The Jackson County Water and Sewerage Authority took action last Thursday toward upgrading its connection for backup water supply from Commerce.
Having purchased a one-acre lot at 84 Wheeler Cemetery Road last month on which to replace a 16-year-old “temporary” pump station a few feet away, the authority voted Thursday to authorize up to $10,000 to demolish and remove a ramshackle former residence — and a pile of debris in its back yard — from the site.
Ultimately, the authority plans to spend approximately $350,000 more to purchase, house, secure and connect a new pump station at the site.
The current pump station allows the authority to buy water from Commerce. The authority pays the city $3,000 a month, which entitles it to one million gallons of water.
It has been a key source of backup water. In the last drought, forced to reduce its reliance on the declining Bear Creek Reservoir, the authority supplemented its supply via the Wheeler Cemetery Road connection and pump station.
“We pumped one million gallons a day through the existing pump station,” manager Eric Klerk reminded the authority. “In 2007 and 2008 we ran more than 100 million gallons through that station. That’s our main backup supply if Bear Creek goes offline.”
Two factors drive the plan to upgrade the system.
First, the owners of the property housing the “temporary” facility — a small, fiberglass building on a lot at the corner of Wilson Cemetery Road and Hwy. 98 — want the pump station removed. Secondly, because of the importance of the connection, the authority feels a need to upgrade the pump station, including enabling it to pump water from its system to the city should a need arise.

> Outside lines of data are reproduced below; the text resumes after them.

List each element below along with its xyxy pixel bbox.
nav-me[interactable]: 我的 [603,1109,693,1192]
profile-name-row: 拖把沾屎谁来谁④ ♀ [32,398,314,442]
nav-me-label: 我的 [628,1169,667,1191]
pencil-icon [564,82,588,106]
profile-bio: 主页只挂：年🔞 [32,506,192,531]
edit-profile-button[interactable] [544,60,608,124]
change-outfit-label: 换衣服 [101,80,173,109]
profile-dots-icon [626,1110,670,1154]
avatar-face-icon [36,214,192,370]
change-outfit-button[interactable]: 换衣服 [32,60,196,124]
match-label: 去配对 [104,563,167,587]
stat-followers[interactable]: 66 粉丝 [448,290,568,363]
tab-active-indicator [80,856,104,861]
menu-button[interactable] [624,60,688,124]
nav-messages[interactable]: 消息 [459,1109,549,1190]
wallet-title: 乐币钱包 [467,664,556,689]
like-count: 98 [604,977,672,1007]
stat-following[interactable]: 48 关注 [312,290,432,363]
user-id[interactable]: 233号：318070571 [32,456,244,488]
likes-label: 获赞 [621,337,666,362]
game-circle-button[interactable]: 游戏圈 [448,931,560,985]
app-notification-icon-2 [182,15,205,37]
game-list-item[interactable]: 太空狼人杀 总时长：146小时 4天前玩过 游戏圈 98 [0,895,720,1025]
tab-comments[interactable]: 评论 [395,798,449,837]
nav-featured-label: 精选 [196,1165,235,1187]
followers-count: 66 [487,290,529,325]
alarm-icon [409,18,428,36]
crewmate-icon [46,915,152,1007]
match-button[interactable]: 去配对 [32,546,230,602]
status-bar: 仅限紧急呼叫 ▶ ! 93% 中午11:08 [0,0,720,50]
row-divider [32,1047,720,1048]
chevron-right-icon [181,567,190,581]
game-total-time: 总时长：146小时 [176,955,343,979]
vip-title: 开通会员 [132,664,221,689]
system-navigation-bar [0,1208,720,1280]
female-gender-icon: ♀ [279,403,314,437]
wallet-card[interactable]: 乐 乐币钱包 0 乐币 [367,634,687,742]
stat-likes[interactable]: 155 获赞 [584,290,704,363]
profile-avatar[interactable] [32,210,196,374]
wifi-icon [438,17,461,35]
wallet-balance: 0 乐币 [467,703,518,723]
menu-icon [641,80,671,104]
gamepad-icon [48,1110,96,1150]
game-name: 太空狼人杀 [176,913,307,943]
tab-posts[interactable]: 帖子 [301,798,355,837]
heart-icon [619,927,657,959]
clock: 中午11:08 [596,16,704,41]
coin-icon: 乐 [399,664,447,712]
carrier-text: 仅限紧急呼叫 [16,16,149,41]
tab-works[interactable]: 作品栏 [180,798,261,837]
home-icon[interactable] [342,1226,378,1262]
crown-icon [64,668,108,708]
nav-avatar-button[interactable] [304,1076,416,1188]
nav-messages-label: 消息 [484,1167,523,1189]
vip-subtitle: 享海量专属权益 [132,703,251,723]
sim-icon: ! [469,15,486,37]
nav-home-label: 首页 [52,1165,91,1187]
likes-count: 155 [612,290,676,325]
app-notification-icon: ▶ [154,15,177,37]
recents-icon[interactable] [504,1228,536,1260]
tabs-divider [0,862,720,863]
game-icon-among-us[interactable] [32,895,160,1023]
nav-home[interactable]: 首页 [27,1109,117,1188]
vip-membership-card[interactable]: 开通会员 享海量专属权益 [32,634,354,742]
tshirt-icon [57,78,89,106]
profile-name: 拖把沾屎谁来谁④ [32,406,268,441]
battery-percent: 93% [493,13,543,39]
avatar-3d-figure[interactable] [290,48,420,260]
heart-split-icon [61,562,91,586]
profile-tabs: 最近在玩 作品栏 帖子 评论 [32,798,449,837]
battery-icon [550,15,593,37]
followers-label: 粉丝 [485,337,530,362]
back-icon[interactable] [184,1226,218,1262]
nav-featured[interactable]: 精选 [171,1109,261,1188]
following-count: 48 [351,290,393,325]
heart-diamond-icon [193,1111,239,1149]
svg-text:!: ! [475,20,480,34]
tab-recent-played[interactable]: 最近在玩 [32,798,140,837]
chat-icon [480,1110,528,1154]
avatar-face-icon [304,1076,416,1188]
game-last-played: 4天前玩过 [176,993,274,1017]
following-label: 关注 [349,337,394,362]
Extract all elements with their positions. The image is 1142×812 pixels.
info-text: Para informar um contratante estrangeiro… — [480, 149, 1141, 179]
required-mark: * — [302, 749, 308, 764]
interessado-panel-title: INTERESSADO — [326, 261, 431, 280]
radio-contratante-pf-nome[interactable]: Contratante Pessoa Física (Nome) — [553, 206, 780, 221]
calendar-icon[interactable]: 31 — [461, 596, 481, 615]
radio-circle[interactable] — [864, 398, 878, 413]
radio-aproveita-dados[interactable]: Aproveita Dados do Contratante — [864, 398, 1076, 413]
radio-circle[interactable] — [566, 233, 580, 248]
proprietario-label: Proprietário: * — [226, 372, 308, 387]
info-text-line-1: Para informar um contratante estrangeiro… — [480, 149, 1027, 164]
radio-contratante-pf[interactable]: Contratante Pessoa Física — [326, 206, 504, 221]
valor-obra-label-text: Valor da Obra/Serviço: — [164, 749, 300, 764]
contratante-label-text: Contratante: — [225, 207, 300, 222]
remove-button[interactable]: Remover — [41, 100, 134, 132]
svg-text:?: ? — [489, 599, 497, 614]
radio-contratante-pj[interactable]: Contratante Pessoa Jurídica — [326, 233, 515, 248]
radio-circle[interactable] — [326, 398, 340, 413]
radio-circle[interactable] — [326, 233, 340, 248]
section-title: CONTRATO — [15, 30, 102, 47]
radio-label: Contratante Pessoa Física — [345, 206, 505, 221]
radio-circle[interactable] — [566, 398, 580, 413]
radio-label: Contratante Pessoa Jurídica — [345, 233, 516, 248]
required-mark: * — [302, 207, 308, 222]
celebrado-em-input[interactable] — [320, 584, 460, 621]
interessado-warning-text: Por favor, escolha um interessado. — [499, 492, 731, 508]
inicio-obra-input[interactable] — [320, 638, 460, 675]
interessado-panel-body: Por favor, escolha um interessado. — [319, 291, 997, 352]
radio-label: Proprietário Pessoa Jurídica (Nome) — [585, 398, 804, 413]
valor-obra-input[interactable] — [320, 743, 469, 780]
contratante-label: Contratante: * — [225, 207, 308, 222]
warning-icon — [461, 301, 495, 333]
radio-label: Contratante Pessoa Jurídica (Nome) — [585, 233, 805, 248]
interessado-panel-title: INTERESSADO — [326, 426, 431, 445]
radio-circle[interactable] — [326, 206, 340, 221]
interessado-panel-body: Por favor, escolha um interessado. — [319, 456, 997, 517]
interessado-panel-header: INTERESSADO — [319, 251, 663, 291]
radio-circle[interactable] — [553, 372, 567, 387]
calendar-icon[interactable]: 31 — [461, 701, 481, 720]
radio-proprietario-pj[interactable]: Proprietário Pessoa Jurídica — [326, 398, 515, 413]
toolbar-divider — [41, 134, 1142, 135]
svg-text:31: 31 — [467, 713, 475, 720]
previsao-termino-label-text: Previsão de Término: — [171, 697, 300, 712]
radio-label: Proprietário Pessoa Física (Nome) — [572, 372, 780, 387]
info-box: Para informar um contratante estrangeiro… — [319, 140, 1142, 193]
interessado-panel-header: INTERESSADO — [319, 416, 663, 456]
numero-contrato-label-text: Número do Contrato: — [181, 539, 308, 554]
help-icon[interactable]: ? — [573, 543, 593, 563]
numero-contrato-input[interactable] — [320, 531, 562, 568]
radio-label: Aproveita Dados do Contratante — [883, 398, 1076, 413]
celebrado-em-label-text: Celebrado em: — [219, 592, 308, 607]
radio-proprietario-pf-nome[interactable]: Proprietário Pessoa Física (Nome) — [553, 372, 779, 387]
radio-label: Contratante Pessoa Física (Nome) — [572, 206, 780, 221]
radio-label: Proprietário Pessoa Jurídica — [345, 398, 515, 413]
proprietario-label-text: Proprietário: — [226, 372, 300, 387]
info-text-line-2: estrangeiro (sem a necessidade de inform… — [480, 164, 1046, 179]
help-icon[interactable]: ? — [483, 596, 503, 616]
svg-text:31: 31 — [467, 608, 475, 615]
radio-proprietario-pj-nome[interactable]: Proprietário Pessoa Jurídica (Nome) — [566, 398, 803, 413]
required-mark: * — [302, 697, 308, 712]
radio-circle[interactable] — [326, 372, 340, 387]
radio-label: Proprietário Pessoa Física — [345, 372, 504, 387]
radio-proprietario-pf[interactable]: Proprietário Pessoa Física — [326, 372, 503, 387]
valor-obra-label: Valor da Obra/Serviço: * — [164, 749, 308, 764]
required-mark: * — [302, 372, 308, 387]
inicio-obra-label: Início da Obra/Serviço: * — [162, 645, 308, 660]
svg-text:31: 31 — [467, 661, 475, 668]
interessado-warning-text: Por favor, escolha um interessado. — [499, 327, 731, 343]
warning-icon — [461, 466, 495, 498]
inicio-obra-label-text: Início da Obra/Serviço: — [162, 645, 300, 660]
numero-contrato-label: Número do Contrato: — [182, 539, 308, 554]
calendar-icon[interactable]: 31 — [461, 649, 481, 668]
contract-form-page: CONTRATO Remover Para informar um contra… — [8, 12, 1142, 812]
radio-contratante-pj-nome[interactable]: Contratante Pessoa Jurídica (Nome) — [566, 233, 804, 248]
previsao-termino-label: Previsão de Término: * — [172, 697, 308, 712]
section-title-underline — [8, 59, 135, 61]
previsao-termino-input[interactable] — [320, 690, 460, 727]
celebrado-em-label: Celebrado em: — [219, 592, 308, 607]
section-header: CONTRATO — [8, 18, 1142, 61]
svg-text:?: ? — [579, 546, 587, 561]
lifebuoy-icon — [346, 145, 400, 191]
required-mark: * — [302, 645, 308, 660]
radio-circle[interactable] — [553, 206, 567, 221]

Currently, water can only move from Commerce to the county system.
Klerk indicated that the purchase and installation of the factory-made pump station will be part of the 2013 capital improvements budget.
Work Begins On East Jackson Project
Klerk also announced that work was due to begin Monday on a project expected to lead to another connection with the Commerce system.
“The Harris Lord Cemetery Road project is finally ready to start,” he told the authority.
That project, requested by a number of Harris Lord Cemetery Road residents due to their failing wells, extends a line from Hoods Mill Road that currently terminates at U.S. 441. The project will put line under U.S. 441, then east on Harris Lord Cemetery Road, turning east on Bolton Garrison Road to Hwy. 334, then north to a connection with the Commerce system in the vicinity of Huber Engineered Woods.
“This has been, I think from the time they first came in here, about 14 months in the making already,” Klerk said. “It doesn’t seem like it, but it’s been 14 months or so.”
The authority and Commerce have a memorandum of understanding about the joint construction of a pump station that would enable each to buy or sell water to the other, but as of yet there is no official agreement on that part of the project.